Fears of nuclear conflict are high following threats stemming from Russia's invasion of Ukraine and, more recently, nuclear-capable Israel's conflict in Gaza and tit-for-tat missile exchanges between Iran and nuclear-armed Pakistan.

Among recent commitments to deterrence, the May 2023 Hiroshima Group of Seven leaders' summit chaired by Prime Minister Fumio Kishida released a communique on nuclear disarmament upholding the NPT and saying nuclear arms should "serve defensive purposes, deter aggression and prevent war and coercion" for as long as they exist.

While Parke conceded the current global nuclear situation is "a more complex picture than it was during the Cold War," she said more nuclear arms heighten global risk and called deterrence a "circular" argument.
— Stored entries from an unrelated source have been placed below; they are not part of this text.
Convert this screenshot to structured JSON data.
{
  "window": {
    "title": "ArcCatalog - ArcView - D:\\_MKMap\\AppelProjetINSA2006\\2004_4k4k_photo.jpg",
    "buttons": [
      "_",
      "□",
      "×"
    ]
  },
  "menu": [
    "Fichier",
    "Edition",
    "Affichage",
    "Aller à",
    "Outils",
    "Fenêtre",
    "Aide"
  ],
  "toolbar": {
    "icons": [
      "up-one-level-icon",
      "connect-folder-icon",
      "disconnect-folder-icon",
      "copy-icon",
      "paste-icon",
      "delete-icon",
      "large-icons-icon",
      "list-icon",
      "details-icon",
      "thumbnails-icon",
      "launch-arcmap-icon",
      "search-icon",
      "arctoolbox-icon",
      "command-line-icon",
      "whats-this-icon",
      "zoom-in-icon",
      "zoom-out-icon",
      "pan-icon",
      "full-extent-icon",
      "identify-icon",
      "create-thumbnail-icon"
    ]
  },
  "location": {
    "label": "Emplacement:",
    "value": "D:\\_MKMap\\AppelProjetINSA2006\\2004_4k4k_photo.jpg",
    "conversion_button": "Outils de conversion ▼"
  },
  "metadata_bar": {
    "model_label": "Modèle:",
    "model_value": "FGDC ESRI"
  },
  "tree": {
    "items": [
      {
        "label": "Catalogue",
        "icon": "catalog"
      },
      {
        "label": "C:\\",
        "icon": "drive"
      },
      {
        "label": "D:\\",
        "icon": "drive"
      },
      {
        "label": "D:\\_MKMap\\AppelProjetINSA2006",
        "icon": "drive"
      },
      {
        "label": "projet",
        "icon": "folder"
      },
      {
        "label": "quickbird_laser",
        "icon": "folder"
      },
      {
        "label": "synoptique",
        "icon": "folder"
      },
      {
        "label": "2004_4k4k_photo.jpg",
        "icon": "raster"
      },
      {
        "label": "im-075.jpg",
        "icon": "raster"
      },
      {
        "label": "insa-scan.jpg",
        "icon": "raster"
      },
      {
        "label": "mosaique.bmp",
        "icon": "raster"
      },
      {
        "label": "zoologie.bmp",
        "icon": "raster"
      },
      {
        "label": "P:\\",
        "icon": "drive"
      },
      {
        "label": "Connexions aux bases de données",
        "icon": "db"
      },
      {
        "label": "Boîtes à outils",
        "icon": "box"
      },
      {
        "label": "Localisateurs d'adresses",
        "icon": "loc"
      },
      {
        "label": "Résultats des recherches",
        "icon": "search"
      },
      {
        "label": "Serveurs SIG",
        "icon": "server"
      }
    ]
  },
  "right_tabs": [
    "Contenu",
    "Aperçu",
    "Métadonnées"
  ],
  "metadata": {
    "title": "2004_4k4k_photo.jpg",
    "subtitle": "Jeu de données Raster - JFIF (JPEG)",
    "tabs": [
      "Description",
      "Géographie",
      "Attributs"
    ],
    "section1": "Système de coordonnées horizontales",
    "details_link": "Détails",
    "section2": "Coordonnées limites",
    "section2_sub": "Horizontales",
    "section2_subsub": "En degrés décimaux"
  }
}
"What we need is global leadership to break out of that cycle of military buildup and constant confrontation because it's leading to proliferation," she said.

According to the Stockholm International Peace Research Institute, as of the start of 2023, nine nuclear powers possessed an estimated 12,512 nuclear weapons. About 2,000 warheads were on high alert status, the same number as a year before.

Despite attempts to arrange a meeting with Kishida, however, Parke on Tuesday instead meets a special advisor behind closed doors.

Reflecting on her visit to Japan, Parke said atomic bomb survivors are the nuclear debate's true realists. "People who call themselves realists and security experts and so forth, they talk in these abstract terms like deterrence and security and stability, but the reality is Hiroshima and Nagasaki and what happened," she said.